Worms also inherited sensitivity to touch, temperature, and light from their single celled ancestors. A cluster of light sensitive cells has the potential to form a picture, and so there was strong evolutionary pressure for such clusters to evolve into early forms of eyes.”
- Remembered the connection between what their senses told them and what happened next well enough to somehow pass it on to their worm-like children
- They just happened to start collecting light in some cells for no good reason, but then realized how useful this would be, so clung to it and put pressure on those cells to develop into eyes
So, with all the time that people have been dreaming of flying like birds, bats and things, we should be able to fly on our own, right?
Many scientists aren’t much happier with this kind of thinking than they are with our Creator God because it requires desire, planning and purpose.

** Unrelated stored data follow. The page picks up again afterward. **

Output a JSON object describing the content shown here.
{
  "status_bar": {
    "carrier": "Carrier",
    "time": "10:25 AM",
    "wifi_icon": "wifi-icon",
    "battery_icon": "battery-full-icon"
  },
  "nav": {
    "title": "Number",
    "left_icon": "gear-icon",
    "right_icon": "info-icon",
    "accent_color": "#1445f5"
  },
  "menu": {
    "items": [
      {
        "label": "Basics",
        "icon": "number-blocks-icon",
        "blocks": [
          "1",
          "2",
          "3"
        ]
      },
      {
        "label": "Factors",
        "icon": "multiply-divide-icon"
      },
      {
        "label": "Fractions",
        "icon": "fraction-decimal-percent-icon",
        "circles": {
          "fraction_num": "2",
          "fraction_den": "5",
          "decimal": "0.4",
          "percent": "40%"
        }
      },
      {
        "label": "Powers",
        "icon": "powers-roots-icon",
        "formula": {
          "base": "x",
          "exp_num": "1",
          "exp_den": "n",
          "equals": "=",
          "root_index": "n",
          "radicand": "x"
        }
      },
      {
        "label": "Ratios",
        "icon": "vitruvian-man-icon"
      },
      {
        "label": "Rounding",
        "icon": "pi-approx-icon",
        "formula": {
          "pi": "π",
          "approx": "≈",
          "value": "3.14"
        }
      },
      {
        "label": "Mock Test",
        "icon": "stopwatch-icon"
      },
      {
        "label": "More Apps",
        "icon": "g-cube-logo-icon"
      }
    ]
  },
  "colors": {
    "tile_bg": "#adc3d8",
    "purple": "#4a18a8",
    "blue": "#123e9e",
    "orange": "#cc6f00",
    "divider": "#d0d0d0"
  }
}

This guy explains the problem:
Evolution: What is an adaptation? Video Gallery
“The whole concept of an adaptation is the notion that there is a pre-existing problem and an organism solves it by adapting to the problem. For example, fins are an adaptation for swimming, so what we mean is swimming was a problem before fish had fins. The problem with looking at evolution in that way is swimming is a problem for trees too!” Richard Lewontin
He’s right. There is no reason why those “proto” [first] organisms would have ever moved beyond their little ponds to develop any of the other abilities that complex creatures have. There is no Evolutionary explanation for why a dolphin should first start to swim so quickly and gracefully if it had been a land animal to start out with!
Once more we see that the Evolutionists want us to abandon our logical, orderly world filled with meaning and purpose for a theory of mindlessness that leaves us empty, pointless, and hopeless. The only reason I would be remotely interested in believing this notion is if I wanted to pretend that I wouldn’t be responsible for my actions.